A stochastic second-order generalized estimating equations approach for estimating association parameters

J Comput Graph Stat. 2020;29(3):547-561. doi: 10.1080/10618600.2019.1710156. Epub 2020 Feb 7.

Abstract

Design and analysis of cluster randomized trials must take into account the intraclass correlation coefficient (ICC), which quantifies the correlation among outcomes from the same cluster. Second-order generalized estimating equations (GEE2) provides a statistically robust way in estimating this quantity and other association parameters. However, GEE2 becomes computationally infeasible as cluster sizes grow.
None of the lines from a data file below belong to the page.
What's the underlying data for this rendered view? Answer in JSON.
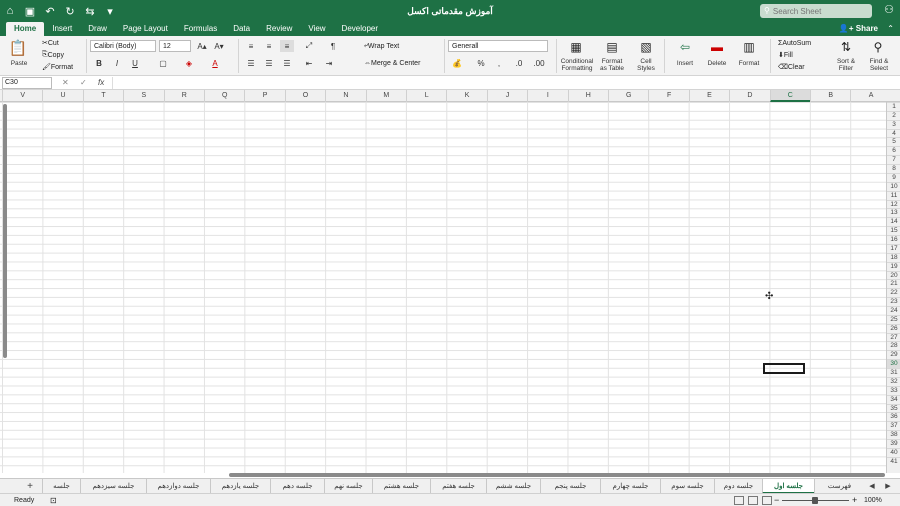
{
  "title": "آموزش مقدماتی اکسل",
  "search": {
    "placeholder": "Search Sheet"
  },
  "tabs": [
    "Home",
    "Insert",
    "Draw",
    "Page Layout",
    "Formulas",
    "Data",
    "Review",
    "View",
    "Developer"
  ],
  "share": "Share",
  "ribbon": {
    "paste": "Paste",
    "cut": "Cut",
    "copy": "Copy",
    "format": "Format",
    "font": "Calibri (Body)",
    "size": "12",
    "wrap": "Wrap Text",
    "merge": "Merge & Center",
    "numfmt": "Generall",
    "cond": [
      "Conditional",
      "Formatting"
    ],
    "fmt_table": [
      "Format",
      "as Table"
    ],
    "cell_styles": [
      "Cell",
      "Styles"
    ],
    "insert": "Insert",
    "delete": "Delete",
    "format2": "Format",
    "autosum": "AutoSum",
    "fill": "Fill",
    "clear": "Clear",
    "sort": [
      "Sort &",
      "Filter"
    ],
    "find": [
      "Find &",
      "Select"
    ],
    "bold": "B",
    "italic": "I",
    "underline": "U",
    "percent": "%",
    "comma": ","
  },
  "formula": {
    "namebox": "C30",
    "fx": "fx",
    "value": ""
  },
  "columns": [
    "V",
    "U",
    "T",
    "S",
    "R",
    "Q",
    "P",
    "O",
    "N",
    "M",
    "L",
    "K",
    "J",
    "I",
    "H",
    "G",
    "F",
    "E",
    "D",
    "C",
    "B",
    "A"
  ],
  "selected_column": "C",
  "rows": [
    "1",
    "2",
    "3",
    "4",
    "5",
    "6",
    "7",
    "8",
    "9",
    "10",
    "11",
    "12",
    "13",
    "14",
    "15",
    "16",
    "17",
    "18",
    "19",
    "20",
    "21",
    "22",
    "23",
    "24",
    "25",
    "26",
    "27",
    "28",
    "29",
    "30",
    "31",
    "32",
    "33",
    "34",
    "35",
    "36",
    "37",
    "38",
    "39",
    "40",
    "41"
  ],
  "selected_row": "30",
  "sheets": [
    "جلسه",
    "جلسه سیزدهم",
    "جلسه دوازدهم",
    "جلسه یازدهم",
    "جلسه دهم",
    "جلسه نهم",
    "جلسه هشتم",
    "جلسه هفتم",
    "جلسه ششم",
    "جلسه پنجم",
    "جلسه چهارم",
    "جلسه سوم",
    "جلسه دوم",
    "جلسه اول",
    "فهرست"
  ],
  "active_sheet": "جلسه اول",
  "status": {
    "ready": "Ready",
    "zoom": "100%"
  }
}
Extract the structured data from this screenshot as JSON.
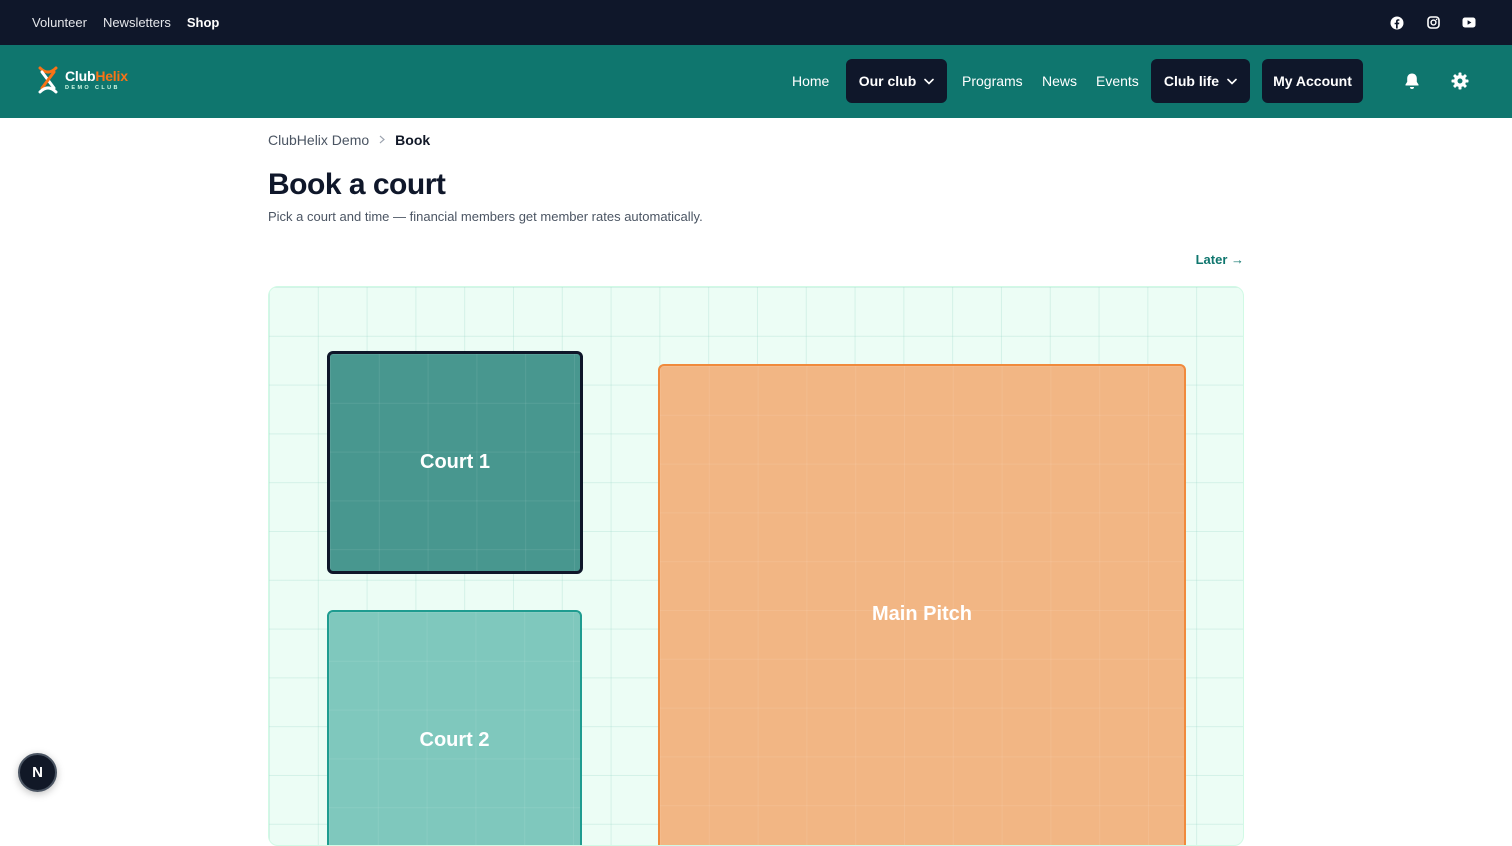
{
  "utility_bar": {
    "links": [
      "Volunteer",
      "Newsletters",
      "Shop"
    ],
    "social_icons": [
      "facebook-icon",
      "instagram-icon",
      "youtube-icon"
    ]
  },
  "brand": {
    "name_part1": "Club",
    "name_part2": "Helix",
    "tagline": "DEMO CLUB",
    "colors": {
      "nav": "#0f766e",
      "dark": "#0f172a",
      "accent": "#f97316"
    }
  },
  "nav": {
    "home": "Home",
    "our_club": "Our club",
    "programs": "Programs",
    "news": "News",
    "events": "Events",
    "club_life": "Club life",
    "my_account": "My Account"
  },
  "breadcrumb": {
    "parent": "ClubHelix Demo",
    "current": "Book"
  },
  "page": {
    "title": "Book a court",
    "subtitle": "Pick a court and time — financial members get member rates automatically.",
    "later_link": "Later →"
  },
  "map": {
    "courts": [
      {
        "name": "Court 1",
        "selected": true,
        "color": "#48978f"
      },
      {
        "name": "Court 2",
        "selected": false,
        "color": "#7fc8bd"
      },
      {
        "name": "Main Pitch",
        "selected": false,
        "color": "#f2b684"
      }
    ]
  },
  "dev_badge": "N"
}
This paper proposes a stochastic variant to fitting GEE2 which alleviates reliance on parameter starting values and provides substantially faster speeds and higher convergence rates than the widely used deterministic Newton-Raphson method. We also propose new estimators for the ICC which account for informative missing outcome data through the use of GEE2, for which we incorporate a "second-order" inverse probability weighting scheme and "second-order" doubly robust (DR) estimating equations that guard against partial model misspecification. Our proposed methods are evaluated through simulations and applied to data from a cluster randomized trial in Bangladesh evaluating the effect of different marketing interventions on the use of hygienic latrines.

Keywords: Clustered data; GEE2; Robbins-Monro; doubly robust.